長い間に、大勢が失望して、しぶしぶこの世を去った。そして大勢が希望と信じる心を持ってこの世に来た。わたしは大勢が来るようにし、大勢を去らせた。無数の人々がわたしの手を通り過ぎた。多くの霊がよみに投げ込まれ、多くが肉の体で生き、多くが死んでは、この世に生まれ変わった。しかし、けっして誰も今日の神の国の祝福を受ける機会は得なかった。わたしは人間に実に多くを与えた。しかし、人間はほんのわずかしか得ていない。サタンの勢力が襲ってきて、人間がわたしの富を享受できないようにしたためだ。人間は、それらを目にする幸いを得たが、けっしてそれらを完全に享受することはできなかった。人間は、天からの富を受け入れる宝庫をその体の中に発見することがなかった。そのため、わたしが与えた祝福を失ったのだ。人間の霊はまさに、自分とわたしの霊を繋ぐためのものではないか。なぜ人間は、けっしてその霊においてわたしにつながることがないのか。なぜ人間は肉においてわたしに近づきながら、霊においては、そうできないのか。わたしの真の顔は、肉の顔なのか。なぜ人間はわたしの実質を知らないのか。人間の霊には、わたしの痕跡がほんとうに存在しないのか。わたしは人間の霊から完全に消え去ったのか。もし人間が霊界に入らないのなら、どうしてわたしの意図が把握できよう。人間の目の内に、霊界を直接見通せるものがあるのか。わたしは何度も霊で人間に呼びかけた。しかし、人間は、わたしに突き刺されたかのように振る舞い、わたしが別の世界に連れて行こうとしているのではないかと、ひどく恐れ、離れた所からわたしを見ている。何度も人間の霊に問いかけてみたが、人間はまったく気づかないで、わたしが彼の家に入って、その機会に持ち物をすべて奪うのではないかと、深く恐れている。そのため、人間はわたしを締め出し、わたしは、固く閉ざされた冷たい「扉」に向かい合うことになった。人間が倒れ、わたしが助けたことは何度もあるが、人間は気がつくと、すぐさまわたしを去り、わたしの愛に触れず、用心深い目を向ける。人間の心が温かくなることはなかった。人間は感情のない冷血動物だ。わたしの抱擁に温まっても、けっしてそれで深く動かされることがない。人間は山の野蛮人のようなものだ。人間は一度たりとも、わたしの人類に対する思いを大切に思ったことがない。人間はわたしに近づきたがらず、山々の中に住むことを好む。そこでは野獣に脅かされているのだが、それでも、わたしの内に逃げ込もうとはしない。わたしは人間に強制しない。わたしの働きをするだけだ。陸地のすべての富を楽しみ、海に飲み込まれる危険から解放されようと、いつの日か人間は大海原をわたしに向かって泳ぐことだろう。

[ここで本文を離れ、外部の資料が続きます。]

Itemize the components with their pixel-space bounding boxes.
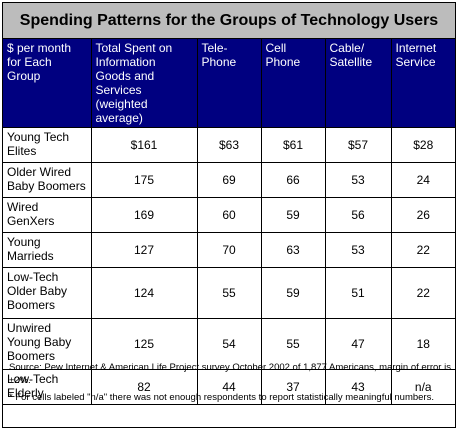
table-row: Low-Tech Older Baby Boomers 124 55 59 51… xyxy=(3,267,455,319)
total-spent-cell: 169 xyxy=(90,197,198,233)
cell-phone-cell: 37 xyxy=(260,369,326,405)
telephone-cell: 69 xyxy=(196,162,262,198)
cell-phone-cell: 66 xyxy=(260,162,326,198)
table-row: Unwired Young Baby Boomers 125 54 55 47 … xyxy=(3,318,455,370)
table-row: Young Marrieds 127 70 63 53 22 xyxy=(3,232,455,268)
source-note: Source: Pew Internet & American Life Pro… xyxy=(9,362,451,386)
total-spent-cell: 82 xyxy=(90,369,198,405)
internet-service-cell: 22 xyxy=(390,267,455,319)
table-notes: Source: Pew Internet & American Life Pro… xyxy=(3,358,455,408)
group-name-cell: Older Wired Baby Boomers xyxy=(3,162,92,198)
cell-phone-cell: 59 xyxy=(260,267,326,319)
group-name-cell: Young Tech Elites xyxy=(3,127,92,163)
cable-satellite-cell: 51 xyxy=(324,267,392,319)
internet-service-cell: 18 xyxy=(390,318,455,370)
internet-service-cell: 22 xyxy=(390,232,455,268)
table-row: Wired GenXers 169 60 59 56 26 xyxy=(3,197,455,233)
internet-service-cell: $28 xyxy=(390,127,455,163)
column-header-total-spent: Total Spent on Information Goods and Ser… xyxy=(90,39,198,128)
cable-satellite-cell: 53 xyxy=(324,232,392,268)
column-header-group: $ per month for Each Group xyxy=(3,39,92,128)
group-name-cell: Unwired Young Baby Boomers xyxy=(3,318,92,370)
cable-satellite-cell: 56 xyxy=(324,197,392,233)
cell-phone-cell: $61 xyxy=(260,127,326,163)
group-name-cell: Low-Tech Older Baby Boomers xyxy=(3,267,92,319)
cable-satellite-cell: 53 xyxy=(324,162,392,198)
total-spent-cell: 124 xyxy=(90,267,198,319)
column-header-cell-phone: Cell Phone xyxy=(260,39,326,128)
internet-service-cell: 26 xyxy=(390,197,455,233)
table-row: Low-Tech Elderly 82 44 37 43 n/a xyxy=(3,369,455,405)
table-title: Spending Patterns for the Groups of Tech… xyxy=(3,3,455,39)
telephone-cell: 55 xyxy=(196,267,262,319)
header-row: $ per month for Each Group Total Spent o… xyxy=(3,39,455,128)
total-spent-cell: 125 xyxy=(90,318,198,370)
column-header-internet-service: Internet Service xyxy=(390,39,455,128)
footnote: * For cells labeled "n/a" there was not … xyxy=(9,392,434,403)
telephone-cell: 70 xyxy=(196,232,262,268)
table-row: Older Wired Baby Boomers 175 69 66 53 24 xyxy=(3,162,455,198)
telephone-cell: 60 xyxy=(196,197,262,233)
cable-satellite-cell: 47 xyxy=(324,318,392,370)
group-name-cell: Wired GenXers xyxy=(3,197,92,233)
cell-phone-cell: 55 xyxy=(260,318,326,370)
cell-phone-cell: 59 xyxy=(260,197,326,233)
telephone-cell: 44 xyxy=(196,369,262,405)
table-row: Young Tech Elites $161 $63 $61 $57 $28 xyxy=(3,127,455,163)
internet-service-cell: 24 xyxy=(390,162,455,198)
telephone-cell: $63 xyxy=(196,127,262,163)
total-spent-cell: 127 xyxy=(90,232,198,268)
total-spent-cell: 175 xyxy=(90,162,198,198)
spending-table: $ per month for Each Group Total Spent o… xyxy=(3,39,455,405)
cell-phone-cell: 63 xyxy=(260,232,326,268)
column-header-telephone: Tele-Phone xyxy=(196,39,262,128)
cable-satellite-cell: $57 xyxy=(324,127,392,163)
cable-satellite-cell: 43 xyxy=(324,369,392,405)
group-name-cell: Young Marrieds xyxy=(3,232,92,268)
total-spent-cell: $161 xyxy=(90,127,198,163)
internet-service-cell: n/a xyxy=(390,369,455,405)
column-header-cable-satellite: Cable/ Satellite xyxy=(324,39,392,128)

わたしの言葉が完成するにつれて、わたしの国は徐々に地に形を現し、人間は次第に正常に戻り、そうして、地上にわたしの心の国が築かれる。その国では、神の民全員が正常な人間の生活を取り戻す。凍える冬は去り、春の訪れた町々の世界となり、一年中春が続く。もはや人々は暗く惨めな人間世界に臨まず、もはや人間世界の凍える寒さを耐えることがない。人々は互いに戦うことなく、国々は互いに戦争を仕掛けることがない。もはや大虐殺が行われて血が流されることはない。地はすべて幸福に満たされ、どこも人と人のぬくもりが満ちる。わたしは世界を動き回り、玉座の上から楽しみ、星々の間で暮らす。天使たちはわたしに新しい歌や踊りをささげる。天使たちは、もはや自身のもろさに涙がほおを伝うことはない。もはや天使がわたしの前ですすり泣くのを聞くことがない。そして、もはや誰も苦難をわたしに訴えることがない。今日、あなたがたはわたしの前で生きている。明日、あなたがたはみな、わたしの国で暮らすようになる。これは、わたしが人間に与える最大の祝福ではないか。あなたがたは、今日支払う代価のために、将来の祝福を相続し、わたしの栄光の中で生きることになる。あなたがたはそれでもわたしの霊の実質と関わりたくないのか。あなたがたは、まだ自分を殺したいのか。人間は、それがはかないものであっても、自分の目に見える約束は追い求めたがる。しかし、それがたとえ永遠に続くとしても、明日の約束を受け入れようとする者は誰もいない。人間の目に見えるものを、わたしは根こそぎにする。人間には感知できないことを、わたしは成し遂げる。これが神と人との違いである。

人間は、わたしの日がいつ来るかを計算してきた。しかし、誰一人、厳密な日付を知った者はいない。そのように、人間は昏迷した状態で生きる。人間の切望が無限の空に響き渡り、そして消えるので、人間は何度も繰り返し希望を失い、そのために、現在の状況に陥ったのだ。わたしの言葉の目的は、人間に日付を追わせることではなく、また、絶望の結果、自滅に追い込むことでもない。人間がわたしの約束を受け入れることを願う。世界中の人々がわたしの約束に与ることを願う。わたしが求めるのは、生き生きとした生き物である。死に染まった死体ではない。わたしはゆったりと国のテーブルにつき、地のすべての人々に、わたしの審査を受けよと命じる。わたしの前には、清くない者の存在を許さない。人間がわたしの働きの妨げをすることは、誰にも許さない。わたしの働きを妨げる者はみな、地下牢に放り込まれ、釈放された後でも、災いに見舞われる。地上の焼きつけるような炎を浴びるのだ。わたしが受肉しているとき、誰でも肉の体のわたしと、わたしの働きについて議論する者を、わたしは憎む。わたしには地上に身内がないのであり、誰であっても、わたしを同等の存在と見て、わたしを引き寄せて共に昔のことを語ろうとする者は滅ぼされるのだということを、すべての人間に、わたしは何度も思い起こさせた。これがわたしの権限である。そうしたことについて、わたしは人間に対して、まったく許容しない。わたしの働きを妨げてわたしに意見しようとする者は、刑罰を受ける。けっして赦されることがない。もしわたしが率直に話さなければ、人間はけっして理解するに至らず、気づかないままわたしの刑罰を受けることになる。人間は肉の体のわたしを知らないからである。